Risk Manager Jeff said...

This is a killer list of stocks mark. And it's nice to see it all by PE. I tend to have a subset of what you have, but what I find interesting, is that we like the same financials.

I'm also finding MTL just too cheap. Is it just because its not one of the US stocks that it gets a lower premium?

I noticed you don't have RIG in the bunch with the drillers. I think that one will be the most consistent, although perhaps not the biggest gainer.

I'm really warming to the infra names again, if commodities stabilize here.

I think MOS in a relative basis to POT is getting a little expensive. But I own both.

GFA, I find amazing it's where it is. I don't know what it doesnt get a better premium. I think it's getting an effect similar to MTL.

TraderMark said...

Disagree on your MOS v POT comment

Both trade at 11 x 09

and MOS has a weird year end, May 2008. Meaning 09 started for them. So its actually at a discount since POT has a more traditional Dec 31 year end.

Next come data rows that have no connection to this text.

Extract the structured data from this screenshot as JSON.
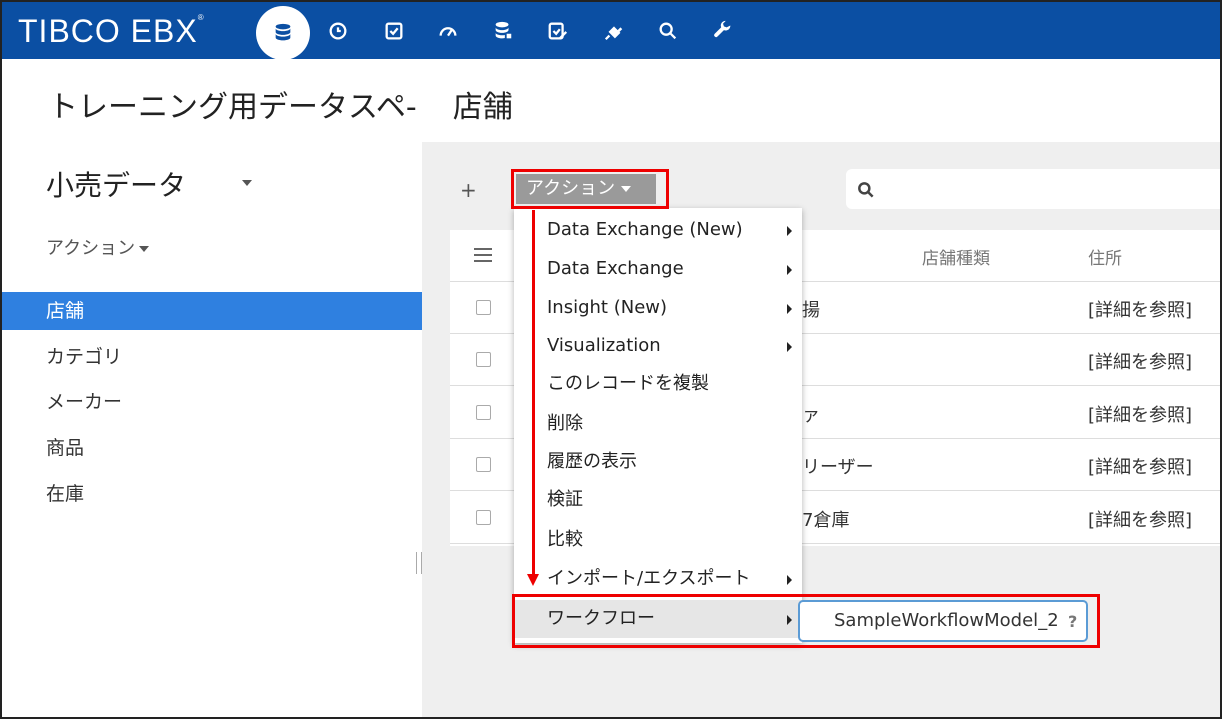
{
  "app": {
    "logo_text": "TIBCO EBX",
    "logo_mark": "®"
  },
  "nav_icons": [
    "database-icon",
    "clock-icon",
    "checkbox-icon",
    "dashboard-icon",
    "data-service-icon",
    "task-edit-icon",
    "plug-icon",
    "search-icon",
    "wrench-icon"
  ],
  "header": {
    "dataspace": "トレーニング用データスペ-",
    "table": "店舗"
  },
  "left": {
    "dataset_title": "小売データ",
    "action_label": "アクション",
    "items": [
      {
        "label": "店舗",
        "selected": true
      },
      {
        "label": "カテゴリ",
        "selected": false
      },
      {
        "label": "メーカー",
        "selected": false
      },
      {
        "label": "商品",
        "selected": false
      },
      {
        "label": "在庫",
        "selected": false
      }
    ]
  },
  "toolbar": {
    "add_label": "+",
    "action_label": "アクション",
    "search_placeholder": ""
  },
  "grid": {
    "columns": [
      "店舗種類",
      "住所"
    ],
    "rows": [
      {
        "name_tail": "揚",
        "address": "[詳細を参照]"
      },
      {
        "name_tail": "",
        "address": "[詳細を参照]"
      },
      {
        "name_tail": "ァ",
        "address": "[詳細を参照]"
      },
      {
        "name_tail": "リーザー",
        "address": "[詳細を参照]"
      },
      {
        "name_tail": "7倉庫",
        "address": "[詳細を参照]"
      }
    ]
  },
  "menu": {
    "items": [
      {
        "label": "Data Exchange (New)",
        "submenu": true
      },
      {
        "label": "Data Exchange",
        "submenu": true
      },
      {
        "label": "Insight (New)",
        "submenu": true
      },
      {
        "label": "Visualization",
        "submenu": true
      },
      {
        "label": "このレコードを複製",
        "submenu": false
      },
      {
        "label": "削除",
        "submenu": false
      },
      {
        "label": "履歴の表示",
        "submenu": false
      },
      {
        "label": "検証",
        "submenu": false
      },
      {
        "label": "比較",
        "submenu": false
      },
      {
        "label": "インポート/エクスポート",
        "submenu": true
      },
      {
        "label": "ワークフロー",
        "submenu": true,
        "highlighted": true
      }
    ],
    "submenu": {
      "label": "SampleWorkflowModel_2",
      "help": "?"
    }
  },
  "colors": {
    "topbar": "#0b4fa3",
    "selected": "#2f80e0",
    "annotation": "#e00000"
  }
}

GFA and MTL valuations are bordering on ridiculous - but in a bear market, valuation mean little.

J. (marketfolly) said...

MTL indeed
http://www.reuters.com/article/rbssIndustryMaterialsUtilitiesNews/idUSL1420434620080714

nothin crazy, right on target

TraderMark said...

Thanks, these guys never tell us when they are going to announce earnings ;)

Yes J, "nothing crazy" only 64% year over year growth in revenue and 162% in net income (YAWN) how boring.

I mean way overpriced at 8 PE ratio.

Wake me up when they beat by 5000000% - then we'll talk.